Выбрался таджик на берег и присел на корточки. «Дай, — думает, — отдохну здесь немного». Достал он из-за пазухи маленькую тыкву-горлянку, ототкнул пробочку, насыпал себе на ладонь изрядную горстку темно-зеленого, тертого табаку, понюхал, потом все в рот высыпал, поправил языком и задумался.
Так просидел он с полчаса времени и вдруг ему показалось, что вправо словно кто-то верхом едет, да и не один, будто бы их много. Открыл глаза испуганный Уллу-гай — ничего; прислушался — ничего не слышно...
«Однако нечего сидеть, — думает, — пора и в дорогу». Засучил он свои холщовые шаровары выше колен и полез в воду. «Ух! какая холодная вода под утро бывает: словно ножом резанула...» Две большие рыбы плеснули около самого Уллу-гая, и по воде пошли в разные стороны широкие круги. «Да и много же рыбы водится в этом ручье, — подумал Уллу-гай, — то есть, если целый год сидеть на берегу, не сходя с места, и все ловить ее сеткой с крючьями, так, я думаю, и половины не выловишь. Да здесь что! Здесь еще малая вода, а вот в большой Дарье сколько ее...»
И вспомнил Уллу-гай, как ему рассказывали на днях в Дзингатах приезжие киргизы-курома, что у них в Дарье большая рыба утащила барана и девочку. Девочка-то еще ничего: такая дрянненькая была, вся в лишаях, а баран был отличный, одного сала пуда два с половиной было...
Вспомнил все это Уллу-гай и взглянул в ту сторону, где далеко, верст за сорок, протекает большая Дарья.
Не побоялся Уллу-гай, что вода холодна под утро бывает; присел по самое горло и смотрит сквозь частые, камышовые стебли испуганными глазами, что за люди такие едут почти что по самому берегу, и того и гляди, что заметят над водой Уллу-гаеву красную тюбетейку.

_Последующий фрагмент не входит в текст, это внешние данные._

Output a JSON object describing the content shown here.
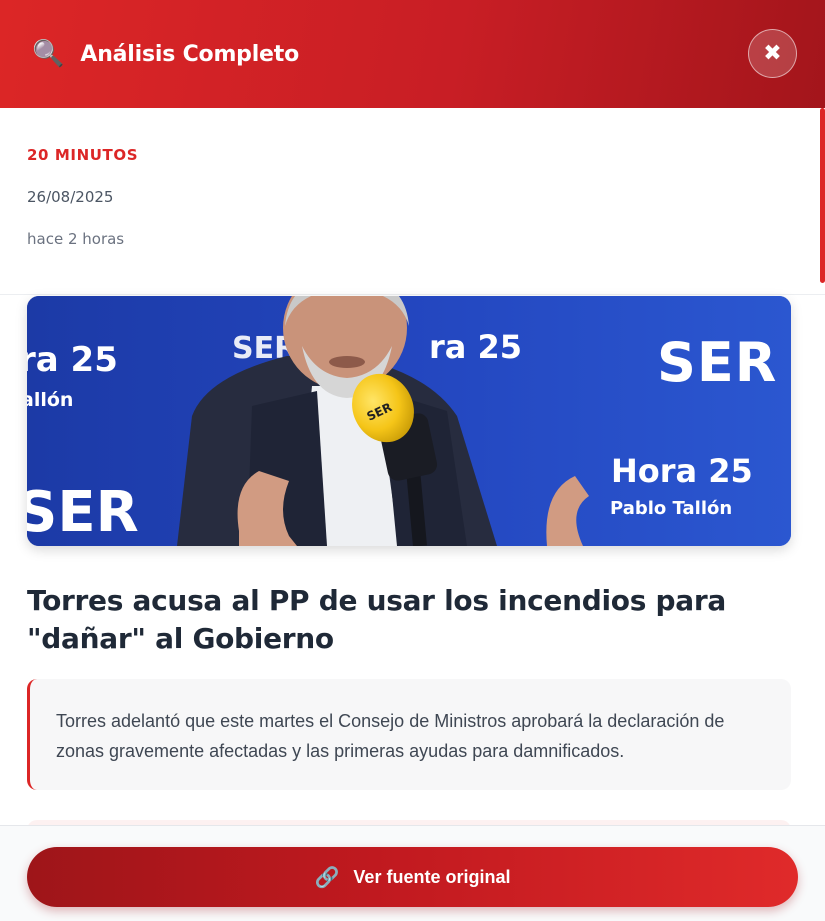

Гуськом друг за другом, тихонько, с оглядкой, словно не за хорошим делом, едут все чужие, незнакомые всадники. За остролукими туркменскими седлами переметные сумки привязаны (видно издалека), за плечами ружья с раструбами; заря искрится на мелких кольчугах и сверкают круглые бляхи на поясах и кожаных щитах всадников.

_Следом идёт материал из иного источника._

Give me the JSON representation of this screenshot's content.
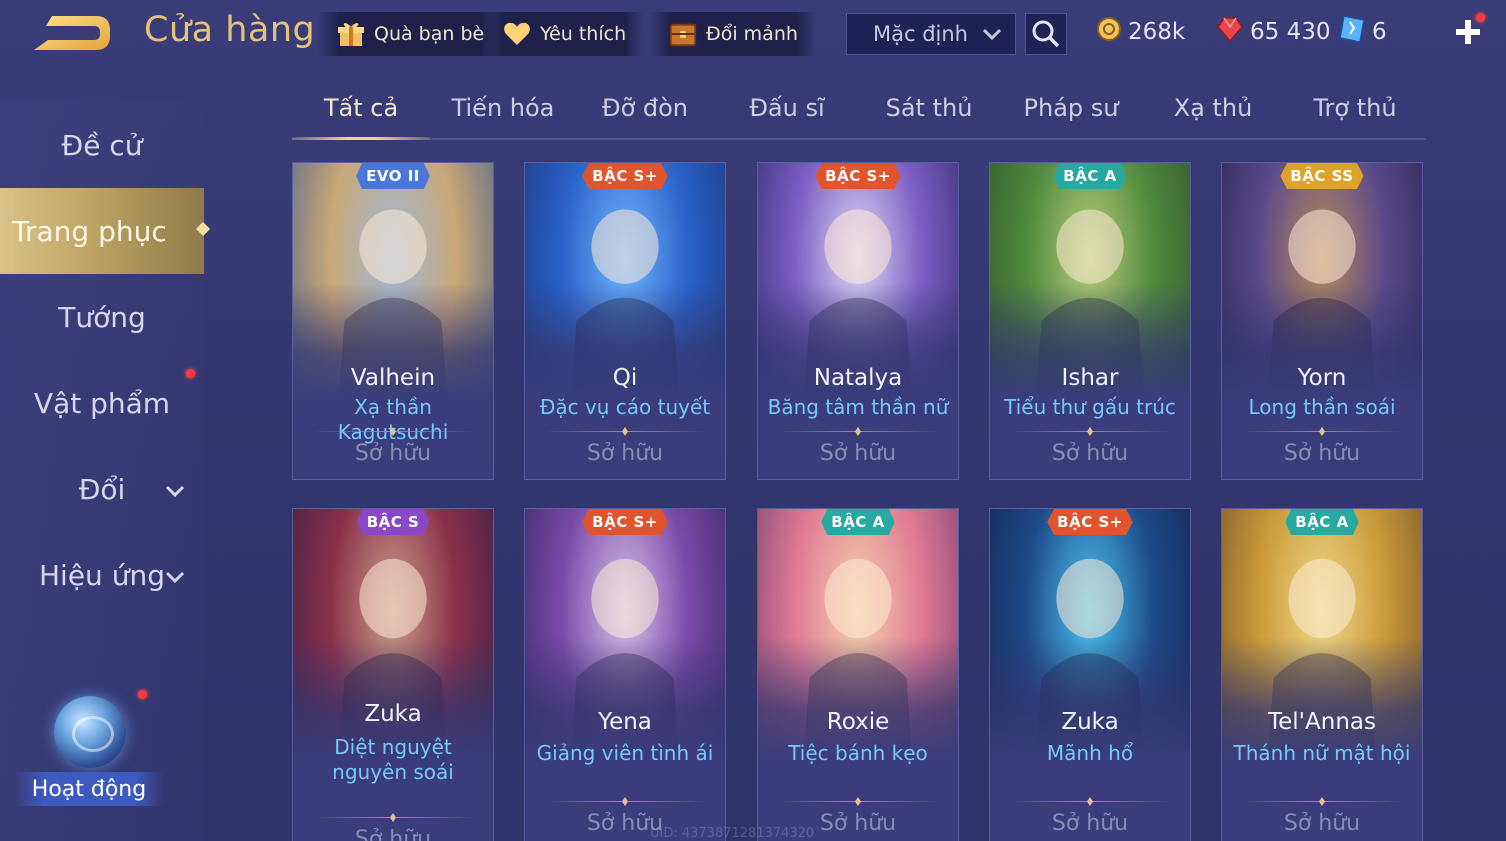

Халаты все старые, порванные и в широкие, кожаные чамбары засучены. А сколько их! Аллах, Аллах!.. Бедному Уллу-гаю казалось, что и конца не будет этому страшному шествию.

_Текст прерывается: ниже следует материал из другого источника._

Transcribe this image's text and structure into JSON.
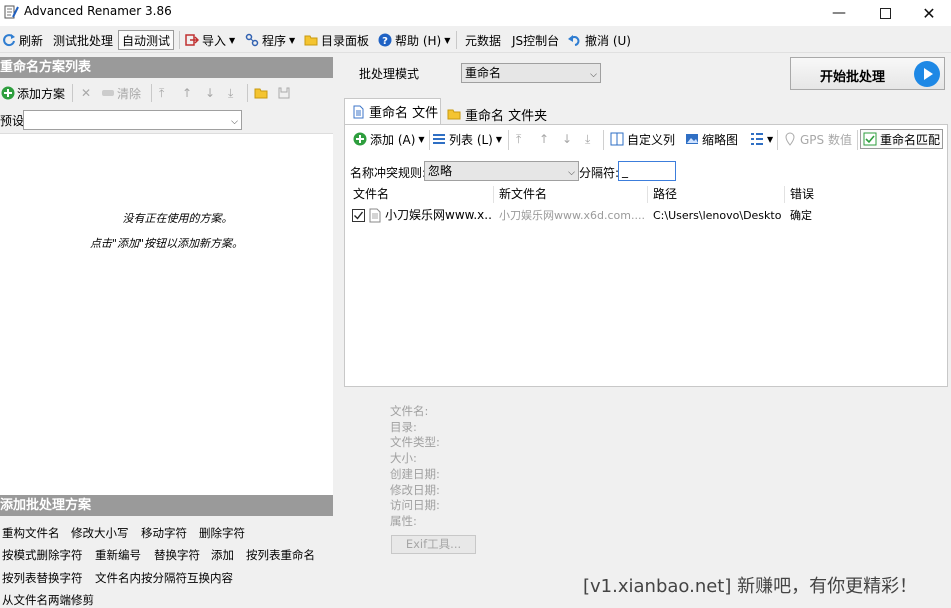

Вот, наконец, едет и последний джигит. Он поотстал немного от своих товарищей; лошадь у него сильно припадает на заднюю ногу, накололась, должно быть, в камышах.
Слез он с коня, поправил седло, штаны себе подтянул покрепче и пристально посмотрел прямо в глаза Уллу-гаю, так, по крайней мере, ему показалось. «Ну, — думает таджик, — пропал теперь совсем». Однако Аллах не без милости: всадник опять сел на свою хромую лошадь и поковылял дальше.